Dan pengaruh Helenisme tidak hanya berhenti dalam dunia Kitab Suci dan kekristenan awal namun merambah dalam dunia pemikiran Eropa melalui Roma khususnya Katolikisme. Lord Major menuliskan, “Through Rome, the Greek influence was transmitted to mediƦval Europe in a form which obscured much of its charm yet also served to extend its empire”[8](Melalui Roma, pengaruh Yunani telah dipindahkan ke Eropa Abad Pertengahan dalam bentuk yang mengaburkan banyak hal yang mempesona namun juga demi tujuan memperluas kerajaannya). Hal senada dikatakan Packer, “Kekuatan politik Yunani telah berlalu tetapi budaya dan suasana Yunani telah menjadi fondasi bagi budaya kekaisaran Romawi”[9]

Cara Pandang Ibrani VS Cara Pandang Yunani

Setelah kita selayang pandang mengurai perihal Helenisme dan Helenisasi maka kita akan memperbandingkan perbedaan pola pikir Yunani dan pola pikir Ibrani dan apa akibatnya ketika kita secara keliru menerapkan pola pikir tersebut saat membaca Kitab Suci yang berasal dari kebudayaan Semitik Hebraik.

Perbedaan menonjol pola pikir Ibrani dan Yunani terletak pada konsep MELAKUKAN (Doing) dan MENGETAHUI (Knowing).William Barret dalam bukunya Irrational Man menuliskan sbb: The distinction…arises from the difference between doing and knowing. The Hebrew is concerned with practice, the Greek with knowledge. Right conduct is the ultimate concern of the Hebrew, right thinking that of the Greek. Duty and strictness of conscience are the paramount things in life for the Hebrew; for the Greek, the spontaneous and luminous play of the intelligence. The Hebrew thus extols the moral virtues as the substance and meaning of life; the Greek subordinates them to the intellectual virtues…the contrast is between practice and theory, between the moral man and the theoretical or intellectual man[10](Perbedaan...muncul dari perbedaan antara melakukan dan mengetahui. Orang Ibrani lebih cenderung dengan praktek kehidupan sementara orang Yunani dengan pengetahuan. Perilaku yang benar adalah tujuan akhir orang Ibrani sementara berpikir benar adalah tujuan orang Yunani. Kewajiban dan keketatan kesadaran adalah sesuatu yang mulia dalam kehidupan orang Ibrani sementara orang Yunani, pengetahuan memainkan peranan yang utama dan spontan. Orang Ibrani meninggikan kebaikan moral sebagai makna dan hakikat kehidupan sementara orang Yunani menempatkan itu dalam kedudukan di bawah kebaikan intelektual...perbedaan menyolok adalah antara praktik dan teori, antara moral manusia dan manusia teoritis atau intelektualis).
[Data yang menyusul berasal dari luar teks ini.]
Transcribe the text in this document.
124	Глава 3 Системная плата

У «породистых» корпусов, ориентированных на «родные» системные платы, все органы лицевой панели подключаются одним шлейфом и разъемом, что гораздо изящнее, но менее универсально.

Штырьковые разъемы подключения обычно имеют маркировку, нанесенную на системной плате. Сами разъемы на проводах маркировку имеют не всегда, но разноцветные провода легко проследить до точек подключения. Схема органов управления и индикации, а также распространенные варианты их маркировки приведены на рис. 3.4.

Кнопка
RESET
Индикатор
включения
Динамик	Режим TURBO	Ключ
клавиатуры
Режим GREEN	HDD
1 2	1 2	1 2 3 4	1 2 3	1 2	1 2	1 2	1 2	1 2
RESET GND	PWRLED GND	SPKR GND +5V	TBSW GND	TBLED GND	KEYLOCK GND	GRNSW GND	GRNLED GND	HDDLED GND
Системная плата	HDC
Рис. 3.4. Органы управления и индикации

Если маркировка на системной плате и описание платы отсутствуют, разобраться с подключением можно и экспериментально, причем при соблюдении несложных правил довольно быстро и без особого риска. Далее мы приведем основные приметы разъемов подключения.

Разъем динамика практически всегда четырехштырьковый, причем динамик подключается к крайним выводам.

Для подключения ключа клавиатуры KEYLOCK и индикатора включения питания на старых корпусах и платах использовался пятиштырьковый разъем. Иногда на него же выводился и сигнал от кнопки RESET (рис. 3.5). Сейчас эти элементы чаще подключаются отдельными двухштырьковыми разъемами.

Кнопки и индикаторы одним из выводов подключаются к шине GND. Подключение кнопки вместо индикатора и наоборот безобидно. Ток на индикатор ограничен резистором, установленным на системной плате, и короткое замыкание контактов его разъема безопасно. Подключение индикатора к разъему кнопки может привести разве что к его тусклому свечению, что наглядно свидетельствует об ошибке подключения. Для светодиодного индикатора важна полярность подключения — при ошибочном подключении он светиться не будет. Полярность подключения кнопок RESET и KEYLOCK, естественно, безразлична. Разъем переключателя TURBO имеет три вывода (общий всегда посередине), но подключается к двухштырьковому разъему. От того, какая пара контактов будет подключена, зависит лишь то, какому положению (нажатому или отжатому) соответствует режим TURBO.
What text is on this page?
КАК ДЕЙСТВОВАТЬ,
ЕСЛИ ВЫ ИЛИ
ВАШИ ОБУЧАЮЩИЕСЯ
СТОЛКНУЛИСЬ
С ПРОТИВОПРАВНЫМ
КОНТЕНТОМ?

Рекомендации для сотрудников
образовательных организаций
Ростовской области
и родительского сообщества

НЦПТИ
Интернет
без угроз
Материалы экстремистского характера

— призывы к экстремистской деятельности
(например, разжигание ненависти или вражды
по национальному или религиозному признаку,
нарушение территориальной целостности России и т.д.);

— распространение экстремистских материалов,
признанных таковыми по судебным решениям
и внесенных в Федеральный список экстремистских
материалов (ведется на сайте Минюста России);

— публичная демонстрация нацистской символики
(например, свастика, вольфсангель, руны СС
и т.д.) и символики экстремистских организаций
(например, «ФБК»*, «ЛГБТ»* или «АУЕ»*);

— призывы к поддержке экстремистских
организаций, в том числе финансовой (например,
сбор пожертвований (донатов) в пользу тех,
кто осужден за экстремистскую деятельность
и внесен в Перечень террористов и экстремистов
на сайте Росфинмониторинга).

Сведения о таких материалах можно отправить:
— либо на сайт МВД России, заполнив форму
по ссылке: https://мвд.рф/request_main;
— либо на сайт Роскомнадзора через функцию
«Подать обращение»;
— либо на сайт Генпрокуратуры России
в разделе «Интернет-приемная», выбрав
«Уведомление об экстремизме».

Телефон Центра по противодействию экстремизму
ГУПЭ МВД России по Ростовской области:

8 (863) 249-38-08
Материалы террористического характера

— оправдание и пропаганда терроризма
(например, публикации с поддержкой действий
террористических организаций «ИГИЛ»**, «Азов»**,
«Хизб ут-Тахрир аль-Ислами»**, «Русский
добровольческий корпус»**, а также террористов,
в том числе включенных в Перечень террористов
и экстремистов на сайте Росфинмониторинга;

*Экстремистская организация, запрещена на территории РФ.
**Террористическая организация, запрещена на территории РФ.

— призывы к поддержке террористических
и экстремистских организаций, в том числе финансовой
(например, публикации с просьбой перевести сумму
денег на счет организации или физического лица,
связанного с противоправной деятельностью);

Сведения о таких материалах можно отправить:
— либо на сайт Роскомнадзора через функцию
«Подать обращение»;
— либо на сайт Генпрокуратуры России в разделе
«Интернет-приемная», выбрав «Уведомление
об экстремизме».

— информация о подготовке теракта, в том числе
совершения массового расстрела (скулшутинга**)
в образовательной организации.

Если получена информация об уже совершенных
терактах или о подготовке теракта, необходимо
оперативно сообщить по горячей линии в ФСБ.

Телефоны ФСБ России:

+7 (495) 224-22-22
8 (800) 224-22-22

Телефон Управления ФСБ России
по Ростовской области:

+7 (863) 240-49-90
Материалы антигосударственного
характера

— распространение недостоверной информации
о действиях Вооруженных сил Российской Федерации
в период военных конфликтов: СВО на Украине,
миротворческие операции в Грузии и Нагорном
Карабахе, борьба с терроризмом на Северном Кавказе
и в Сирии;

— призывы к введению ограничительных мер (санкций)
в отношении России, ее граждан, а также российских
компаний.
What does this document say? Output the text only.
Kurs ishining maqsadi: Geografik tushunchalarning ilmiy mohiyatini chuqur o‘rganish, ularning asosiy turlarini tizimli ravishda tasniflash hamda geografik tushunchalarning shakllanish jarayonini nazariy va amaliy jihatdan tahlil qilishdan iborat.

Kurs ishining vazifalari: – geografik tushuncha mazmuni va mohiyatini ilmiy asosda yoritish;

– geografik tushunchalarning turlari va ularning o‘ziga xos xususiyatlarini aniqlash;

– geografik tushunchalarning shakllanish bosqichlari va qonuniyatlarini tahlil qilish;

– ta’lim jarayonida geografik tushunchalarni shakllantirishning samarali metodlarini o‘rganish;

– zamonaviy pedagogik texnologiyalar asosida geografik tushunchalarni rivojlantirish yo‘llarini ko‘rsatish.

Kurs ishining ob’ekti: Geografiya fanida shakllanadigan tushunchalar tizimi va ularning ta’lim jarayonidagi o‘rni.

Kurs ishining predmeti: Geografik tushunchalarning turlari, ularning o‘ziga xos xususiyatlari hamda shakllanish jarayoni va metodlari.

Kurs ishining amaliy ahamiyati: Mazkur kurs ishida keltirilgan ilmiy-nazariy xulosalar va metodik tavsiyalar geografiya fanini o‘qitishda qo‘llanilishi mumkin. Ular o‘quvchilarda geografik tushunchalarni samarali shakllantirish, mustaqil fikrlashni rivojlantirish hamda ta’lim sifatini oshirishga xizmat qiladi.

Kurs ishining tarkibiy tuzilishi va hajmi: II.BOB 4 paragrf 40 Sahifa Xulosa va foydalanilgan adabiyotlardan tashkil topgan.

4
Kata “melakukan” menonjol dalam sepanjang Kitab Suci baik dalam TaNaKh maupun Kitab Perjanjian Baru khususnya sabda Yesus Sang Mesias. Mari kita telaah dengan singkat.

Dalam konsep mengenai rahasia memperoleh berkat dan menghindarkan diri dari kutuk, Tuhan YHWH telah menegaskan dalam Ulangan 28:1 dan 16 sbb:

"Jika engkau baik-baik mendengarkan suara YHWH Tuhanmu, dan melakukan dengan setia segala perintah-Nya yang kusampaikan kepadamu pada hari ini, maka YHWH Tuhanmu, akan mengangkat engkau di atas segala bangsa di bumi.”

"Tetapi jika engkau tidak mendengarkan suara YHWH Tuhanmudan tidak melakukan dengan setia segala perintah dan ketetapan-Nya, yang kusampaikan kepadamu pada hari ini, maka segala kutuk ini akan datang kepadamu dan mencapai engkau

Frasa “mendengarkan dengan seksama” (shamo’a tishmo’a) disandingkan dengan “melakukan dengan kesungguhan” (lishmor la’asyot). Dan jika kita periksa dalam TaNaKh, Tuhan YHWH menginginkan umat Israel dan semua orang yang takut akan Dia agar melakukan perintah-Nya sebagaimana dikatakan dalam ayat-ayat berikut:

Lakukanlah itu dengan setia, sebab itulah yang akan menjadi kebijaksanaanmu dan akal budimu di mata bangsa-bangsa yang pada waktu mendengar segala ketetapan ini akan berkata: Memang bangsa yang besar ini adalah umat yang bijaksana dan berakal budi” (Ul 4:6)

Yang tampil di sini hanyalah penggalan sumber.